Las noticias de lo que fue sucediendo en el Galeón a lo largo de los años siguientes nos llegaron con cuentagotas. Por suerte, disponíamos de la leyenda. Hasta el punto de que ésta acabaría siendo la fuente más fiable. La asunción de la leyenda no se produjo sólo por la penuria de datos, pues, como decía don Manuel, «las leyendas son el mecanismo más inteligente de nuestra naturaleza, el que aporta al rompecabezas las piezas fundamentales». Una teoría concebida por él ya antes de 1919, cuando Ella y los suyos se apropiaron del Galeón.
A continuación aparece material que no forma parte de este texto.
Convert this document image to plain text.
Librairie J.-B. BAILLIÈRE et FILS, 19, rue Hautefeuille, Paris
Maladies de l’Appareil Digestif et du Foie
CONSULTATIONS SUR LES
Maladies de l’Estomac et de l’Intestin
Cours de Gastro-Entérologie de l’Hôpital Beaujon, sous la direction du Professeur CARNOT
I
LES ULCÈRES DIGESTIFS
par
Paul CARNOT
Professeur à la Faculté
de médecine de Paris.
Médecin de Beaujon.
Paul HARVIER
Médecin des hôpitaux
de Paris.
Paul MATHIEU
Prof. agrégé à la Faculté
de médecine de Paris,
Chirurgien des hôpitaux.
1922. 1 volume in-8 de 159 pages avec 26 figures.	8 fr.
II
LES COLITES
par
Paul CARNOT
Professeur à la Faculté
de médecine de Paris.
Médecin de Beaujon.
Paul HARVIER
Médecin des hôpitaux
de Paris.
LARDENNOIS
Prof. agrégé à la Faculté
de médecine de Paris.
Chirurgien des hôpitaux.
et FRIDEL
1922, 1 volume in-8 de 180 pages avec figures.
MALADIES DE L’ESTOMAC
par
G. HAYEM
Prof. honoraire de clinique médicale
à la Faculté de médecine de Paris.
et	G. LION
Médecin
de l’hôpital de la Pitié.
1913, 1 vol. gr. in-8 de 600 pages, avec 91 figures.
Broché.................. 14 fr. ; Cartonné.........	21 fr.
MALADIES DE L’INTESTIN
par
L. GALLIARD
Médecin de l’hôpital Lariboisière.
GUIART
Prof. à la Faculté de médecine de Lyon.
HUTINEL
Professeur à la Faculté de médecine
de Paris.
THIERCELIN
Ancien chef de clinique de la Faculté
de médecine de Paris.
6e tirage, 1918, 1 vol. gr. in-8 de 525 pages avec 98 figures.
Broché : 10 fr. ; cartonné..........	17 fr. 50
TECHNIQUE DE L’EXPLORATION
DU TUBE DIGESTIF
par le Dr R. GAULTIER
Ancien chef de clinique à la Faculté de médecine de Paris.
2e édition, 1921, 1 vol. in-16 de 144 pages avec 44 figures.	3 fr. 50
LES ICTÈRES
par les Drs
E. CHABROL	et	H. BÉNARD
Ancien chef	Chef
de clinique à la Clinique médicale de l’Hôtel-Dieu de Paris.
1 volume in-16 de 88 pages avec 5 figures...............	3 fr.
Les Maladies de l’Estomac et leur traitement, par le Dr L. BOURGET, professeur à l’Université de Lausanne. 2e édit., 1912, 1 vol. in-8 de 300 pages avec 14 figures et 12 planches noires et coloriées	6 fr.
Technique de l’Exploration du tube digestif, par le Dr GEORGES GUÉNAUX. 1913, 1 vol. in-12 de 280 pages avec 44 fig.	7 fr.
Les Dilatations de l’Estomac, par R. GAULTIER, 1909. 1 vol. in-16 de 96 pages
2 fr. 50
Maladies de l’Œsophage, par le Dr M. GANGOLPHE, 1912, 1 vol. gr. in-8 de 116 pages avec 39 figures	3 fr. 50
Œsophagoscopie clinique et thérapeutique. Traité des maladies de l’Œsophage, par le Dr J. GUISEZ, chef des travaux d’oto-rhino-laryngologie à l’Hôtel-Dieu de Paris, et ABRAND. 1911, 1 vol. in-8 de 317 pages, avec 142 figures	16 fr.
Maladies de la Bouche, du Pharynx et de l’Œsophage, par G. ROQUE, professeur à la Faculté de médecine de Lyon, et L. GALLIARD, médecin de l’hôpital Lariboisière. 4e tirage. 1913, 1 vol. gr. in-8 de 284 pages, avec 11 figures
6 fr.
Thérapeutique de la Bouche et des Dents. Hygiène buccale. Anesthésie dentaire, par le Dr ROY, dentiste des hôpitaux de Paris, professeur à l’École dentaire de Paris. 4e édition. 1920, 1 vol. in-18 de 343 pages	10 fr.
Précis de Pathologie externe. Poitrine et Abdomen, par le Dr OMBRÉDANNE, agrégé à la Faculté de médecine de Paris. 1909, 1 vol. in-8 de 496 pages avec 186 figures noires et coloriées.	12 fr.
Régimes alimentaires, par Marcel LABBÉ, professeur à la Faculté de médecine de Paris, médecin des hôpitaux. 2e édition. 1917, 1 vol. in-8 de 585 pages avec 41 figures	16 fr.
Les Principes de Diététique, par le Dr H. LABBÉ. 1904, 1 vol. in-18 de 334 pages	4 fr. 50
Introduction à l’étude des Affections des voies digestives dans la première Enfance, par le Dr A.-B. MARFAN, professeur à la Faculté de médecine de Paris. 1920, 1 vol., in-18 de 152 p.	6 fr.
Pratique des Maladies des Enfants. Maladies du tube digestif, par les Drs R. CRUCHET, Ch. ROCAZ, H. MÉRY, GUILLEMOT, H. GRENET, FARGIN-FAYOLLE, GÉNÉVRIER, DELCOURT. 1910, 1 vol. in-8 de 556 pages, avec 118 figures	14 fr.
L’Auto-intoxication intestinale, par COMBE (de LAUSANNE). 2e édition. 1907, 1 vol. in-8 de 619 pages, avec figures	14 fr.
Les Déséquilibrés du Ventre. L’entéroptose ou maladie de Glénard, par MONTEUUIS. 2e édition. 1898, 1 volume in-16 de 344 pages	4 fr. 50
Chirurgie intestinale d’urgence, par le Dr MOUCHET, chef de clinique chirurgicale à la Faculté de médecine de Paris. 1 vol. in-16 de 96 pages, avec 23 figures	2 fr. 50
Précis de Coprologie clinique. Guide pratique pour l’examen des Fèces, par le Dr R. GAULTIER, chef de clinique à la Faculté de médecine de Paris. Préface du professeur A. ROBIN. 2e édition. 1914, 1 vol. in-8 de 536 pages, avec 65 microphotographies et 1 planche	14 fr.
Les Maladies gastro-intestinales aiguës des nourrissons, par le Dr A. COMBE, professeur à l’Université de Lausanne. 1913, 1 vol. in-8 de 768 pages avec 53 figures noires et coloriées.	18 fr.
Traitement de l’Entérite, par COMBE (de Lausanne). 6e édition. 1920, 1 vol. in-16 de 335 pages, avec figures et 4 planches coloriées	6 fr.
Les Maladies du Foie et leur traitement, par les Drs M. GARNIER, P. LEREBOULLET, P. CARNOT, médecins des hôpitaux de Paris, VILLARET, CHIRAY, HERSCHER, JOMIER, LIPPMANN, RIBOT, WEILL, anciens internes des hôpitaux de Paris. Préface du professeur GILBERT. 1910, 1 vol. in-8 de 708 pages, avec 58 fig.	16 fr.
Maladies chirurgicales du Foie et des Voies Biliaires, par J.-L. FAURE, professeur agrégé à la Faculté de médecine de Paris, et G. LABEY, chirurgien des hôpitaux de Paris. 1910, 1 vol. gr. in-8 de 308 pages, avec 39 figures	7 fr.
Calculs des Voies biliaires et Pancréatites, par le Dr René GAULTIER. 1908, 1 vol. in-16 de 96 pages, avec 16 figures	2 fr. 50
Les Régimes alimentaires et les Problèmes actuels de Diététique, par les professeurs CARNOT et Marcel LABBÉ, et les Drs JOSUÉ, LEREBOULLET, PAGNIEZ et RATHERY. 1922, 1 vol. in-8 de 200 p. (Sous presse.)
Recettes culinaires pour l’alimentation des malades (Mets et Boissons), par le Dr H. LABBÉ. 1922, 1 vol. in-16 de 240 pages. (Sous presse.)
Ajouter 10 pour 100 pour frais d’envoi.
Según esto, la función de las leyendas no sería la insignificante de rellenar huecos sino la de resplandecer en un trono más alto que la ilusoria realidad. Me advirtió don Manuel que aquello nada tuvo que ver con la fantasía. «Era imaginación, imaginación coherente y responsable en estado puro. Cuanto Getxo imaginó no sólo pudo haber sucedido sino que sucedió. Somos más leyenda que realidad».
Aún llevó a cabo don Manuel otro intento de rescate, pero no antes de que Efrén le girara la siguiente visita cíclica, en junio de 1922. Concedió a las partes —a Aurelio, a Efrén e incluso al pequeño Cándido— un año de prueba, confiando en que el experimento reventara por algún lado. Efrén acudió a la escuela y don Manuel abandonó la clase, cruzó el patio, salió a la acera y cerró a su espalda la puertecilla del muro exterior. «El no pertenece a nada nuestro y menos a la escuela. Salí porque, si no, él habría invadido el aula. Cruzamos nuestras miradas, yo esperando su pregunta. La misma situación repetida año tras año desde hacía quince. ¿Me lo preguntó con palabras? Creo que únicamente funcionó su mirada… ¡Quién sabe, al cabo de tanto tiempo, tanta realidad y tanta leyenda…! Con partitura o sin ella, la música era siempre la misma… ¿Le di yo mi respuesta? Todo estaba de más. Recogió de mí lo que temía sobre el macho y se habría marchado, pero entonces sí sé que hablé: "Ha transcurrido un año. ¿Seguirá usted adelante con su proyecto?". Y él: "¿Por qué está asustado? Le aseguro que Aurelio no lo está". "No tiene más que diecinueve años." "Deje de mirar el asunto como un secuestro o algo peor. Visita a su familia siempre que lo desea, entra y sale de casa con entera libertad, podría abandonar el compromiso en cualquier momento, pues no le he hecho firmar ningún documento. Cándido está empezando a quererle. Le tenemos ya por uno más de la familia. Roque no se ha vuelto atrás de su decisión." "¿Quererle? ¿No pueden pasarse en su casa sin un Altube?"».
El saber a Aurelio dentro del Galeón hizo crecer en algún grado el interés por lo que allí se cocía. Getxo nunca se acostumbró a las incesantes sorpresas que Ella le proporcionaba. Porque su instalación en el Galeón pudo entenderse, sencillamente, como una ascensión con respecto a su horrendo palacio del cruce de Laparkobaso; pero fue algo más. El Galeón había sido construido por Camilo Baskardo en 1878 y tenía que haber sido habitado un año después, tras su boda con Cristina Oiaindia, a lo que ésta se opuso sistemáticamente por no abandonar sus pedruscos solariegos. De manera que, a principios de 1919, Getxo aún seguía esperando que su dios local ocupara el santuario que le correspondía por ese destino bíblico que arrastraba una demora de cuarenta años. Al cabo, sin embargo, fue Ella la que lo usurpó con su prole. Se tomó como la transgresión de las leyes naturales.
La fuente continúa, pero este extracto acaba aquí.